His best practices for the Do No Harm program include, FierceHealthcare reported:

“Think big, start small. The University of Colorado identified three initial goals in its campaign: recognize harms from overuse, start a conversation about it and change the local culture, Combs said, adding that it’s important for providers to remember that they don’t have to do it all overnight.”

“Find your niche.” The founders focused on clinical vignettes because, he said, “patient stories are very powerful” and can be  rallying cries for change.

“Make it stick. One key to UC-Denver’s success was supportive faculty, particularly its chief medical resident, ”who served as both a facilitator and educator for participants….”

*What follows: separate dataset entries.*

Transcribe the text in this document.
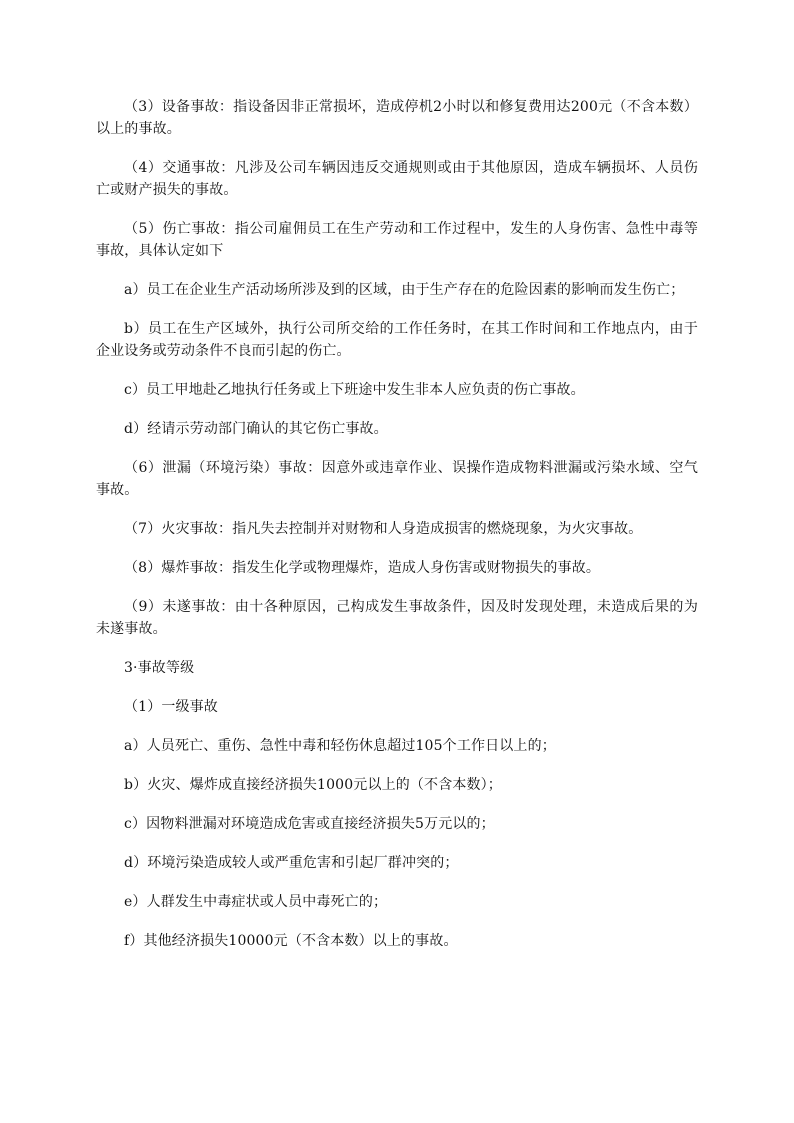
（3）设备事故：指设备因非正常损坏，造成停机2小时以和修复费用达200元（不含本数）以上的事故。

（4）交通事故：凡涉及公司车辆因违反交通规则或由于其他原因，造成车辆损坏、人员伤亡或财产损失的事故。

（5）伤亡事故：指公司雇佣员工在生产劳动和工作过程中，发生的人身伤害、急性中毒等事故，具体认定如下

a）员工在企业生产活动场所涉及到的区域，由于生产存在的危险因素的影响而发生伤亡；

b）员工在生产区域外，执行公司所交给的工作任务时，在其工作时间和工作地点内，由于企业设务或劳动条件不良而引起的伤亡。

c）员工甲地赴乙地执行任务或上下班途中发生非本人应负责的伤亡事故。

d）经请示劳动部门确认的其它伤亡事故。

（6）泄漏（环境污染）事故：因意外或违章作业、误操作造成物料泄漏或污染水域、空气事故。

（7）火灾事故：指凡失去控制并对财物和人身造成损害的燃烧现象，为火灾事故。

（8）爆炸事故：指发生化学或物理爆炸，造成人身伤害或财物损失的事故。

（9）未遂事故：由十各种原因，己构成发生事故条件，因及时发现处理，未造成后果的为未遂事故。

3·事故等级

（1）一级事故

a）人员死亡、重伤、急性中毒和轻伤休息超过105个工作日以上的；

b）火灾、爆炸成直接经济损失1000元以上的（不含本数）；

c）因物料泄漏对环境造成危害或直接经济损失5万元以的；

d）环境污染造成较人或严重危害和引起厂群冲突的；

e）人群发生中毒症状或人员中毒死亡的；

f）其他经济损失10000元（不含本数）以上的事故。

”Don’t underestimate your potential.” The Do No Harm Project extended its reach and credibility far beyond what its founders expected by partnering  withJAMA Internal Medicine to publish the participants’ vignettes  in its “Teachable Moment” series.”

“Measure and celebrate success. ‘If you’re going to take the time, measure the impact to see if it’s important,’ Combs said, adding that it’s also key to share these results as widely as possible so that others can replicate your success.”

 


Moral or simply economic?

Shannon Brownlee,  at a Lown Institute conference, discusses whether medicine is a “moral endeavor” or simply a  set of ”economic transactions”.

 

“If we want to get to the right care, we must begin to envision a vastly different system.,” she said. “A just system. A system whose purpose is to serve patients and communities. A system that is not just reformed, but radically transformed.”